In Commission v. Shell, the operators argued that the Commission had no authority to enter the order to shut in its wells, and the trial court agreed. The Commission then appealed directly to the Supreme Court. The only issue before the Court was the Commission’s authority to order the field shut in until the oil could be produced without flaring the gas. Citing the Texas Constitution, Article XVI section 59a, adopted in 1917, which states that the conservation and development of natural resources in Texas is a public right and directs the legislature to pass laws to protect natural resources, and the statutes defining and prohibiting “waste” and authorizing the Commission to prohibit waste, the court unanimously held that the Commission had authority to issue its order. The law cited by the court is now in Chapter 85 of the Texas Natural Resources Code. Section 85.045 says “the production, storage, or transportation of oil or gas in a manner, in an amount, or under conditions that constitute waste is unlawful and is prohibited.” Section 85.046 then lists a non-exclusive set of practices that constitute waste.
After Commission v. Shell, the Commission issued a series of orders shutting down seventeen oil fields for flaring. In Railroad Commission v. Flour Bluff Oil Co., 219 S.W.2d 506 (Tex.Civ.App.-Austin 1949, error ref’d), Flour Bluff, Humble and others sued to enjoin the Commission from enforcing its order shutting in the Flour Bluff Field.
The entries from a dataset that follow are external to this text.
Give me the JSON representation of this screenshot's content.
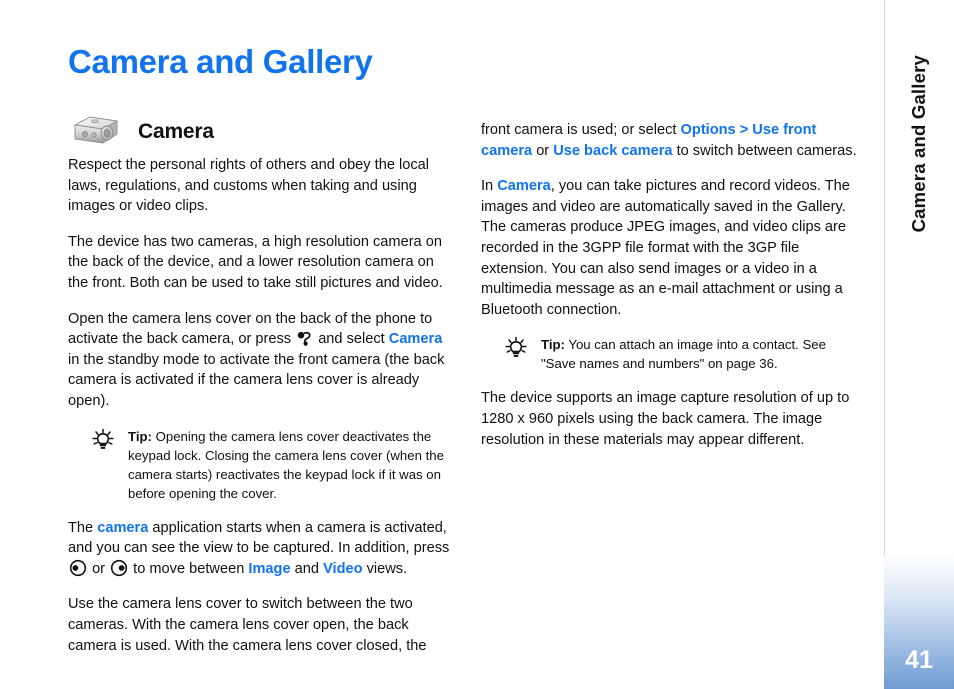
{
  "document": {
    "title": "Camera and Gallery",
    "page_number": "41",
    "side_tab_title": "Camera and Gallery",
    "accent_color": "#1273ef",
    "tab_color": "#6e9bd2"
  },
  "section": {
    "icon": "camera-icon",
    "heading": "Camera"
  },
  "left_column": {
    "p1": "Respect the personal rights of others and obey the local laws, regulations, and customs when taking and using images or video clips.",
    "p2": "The device has two cameras, a high resolution camera on the back of the device, and a lower resolution camera on the front. Both can be used to take still pictures and video.",
    "p3_a": "Open the camera lens cover on the back of the phone to activate the back camera, or press",
    "p3_icon": "menu-key-icon",
    "p3_b": "and select",
    "p3_link": "Camera",
    "p3_c": "in the standby mode to activate the front camera (the back camera is activated if the camera lens cover is already open).",
    "tip": {
      "icon": "tip-bulb-icon",
      "label": "Tip:",
      "text": "Opening the camera lens cover deactivates the keypad lock. Closing the camera lens cover (when the camera starts) reactivates the keypad lock if it was on before opening the cover."
    },
    "p4_a": "The",
    "p4_link1": "camera",
    "p4_b": "application starts when a camera is activated, and you can see the view to be captured. In addition, press",
    "p4_icon_left": "scroll-left-icon",
    "p4_or": "or",
    "p4_icon_right": "scroll-right-icon",
    "p4_c": "to move between",
    "p4_link2": "Image",
    "p4_d": "and",
    "p4_link3": "Video",
    "p4_e": "views.",
    "p5": "Use the camera lens cover to switch between the two cameras. With the camera lens cover open, the back camera is used. With the camera lens cover closed, the"
  },
  "right_column": {
    "p1_a": "front camera is used; or select",
    "p1_link1": "Options > Use front camera",
    "p1_b": "or",
    "p1_link2": "Use back camera",
    "p1_c": "to switch between cameras.",
    "p2_a": "In",
    "p2_link": "Camera",
    "p2_b": ", you can take pictures and record videos. The images and video are automatically saved in the Gallery. The cameras produce JPEG images, and video clips are recorded in the 3GPP file format with the 3GP file extension. You can also send images or a video in a multimedia message as an e-mail attachment or using a Bluetooth connection.",
    "tip": {
      "icon": "tip-bulb-icon",
      "label": "Tip:",
      "text": "You can attach an image into a contact. See \"Save names and numbers\" on page 36."
    },
    "p3": "The device supports an image capture resolution of up to 1280 x 960 pixels using the back camera. The image resolution in these materials may appear different."
  }
}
Petitioners argued that installing compressors to reinject the gas for pressure maintenance would not be “economically justified.” The Court responded:
If the prevention of waste of natural resources such as gas is to await the time when direct and immediate profits can be realized from the operation, there would have been little need for the people of Texas to have amended their Constitution by declaring that the preservation and conservation of natural resources of the State are public rights and duties and directing that the Legislature pass such laws as may be appropriate thereto (Sec. 59a, Art. 16, Tex. Constitution, Vernon’s Ann.St.), for private enterprise would not need the compulsion of law to conserve these resources if the practice were financially profitable.
Other challenges to Commission flaring orders also failed. The Commission’s authority to regulate flaring from oil wells was established.
Bill Murray was elected to the Commission in 1947, 1948, 1950, 1956 and 1962. Following his election in 1962 newly elected Governor John Conally questioned his involvement in the industry while serving on the Commission and asked Attorney General Waggoner Carr to launch an investigation; Murray resigned from the Commission on April 10, 1963. He was later vindicated by the grand jury, which found no evidence of any wrongdoing.
Murray later served as an energy consultant and conservationist for the City of Austin, City Public Services of San Antonio and many other groups, and was a sought-after speaker. He died on August 3, 2004 and is buried in the Texas State Cemetery.
This post borrows liberally from a 1981 article in the Southwestern Historical Quarterly, Vol. 84, No 33, by David F. Prindle.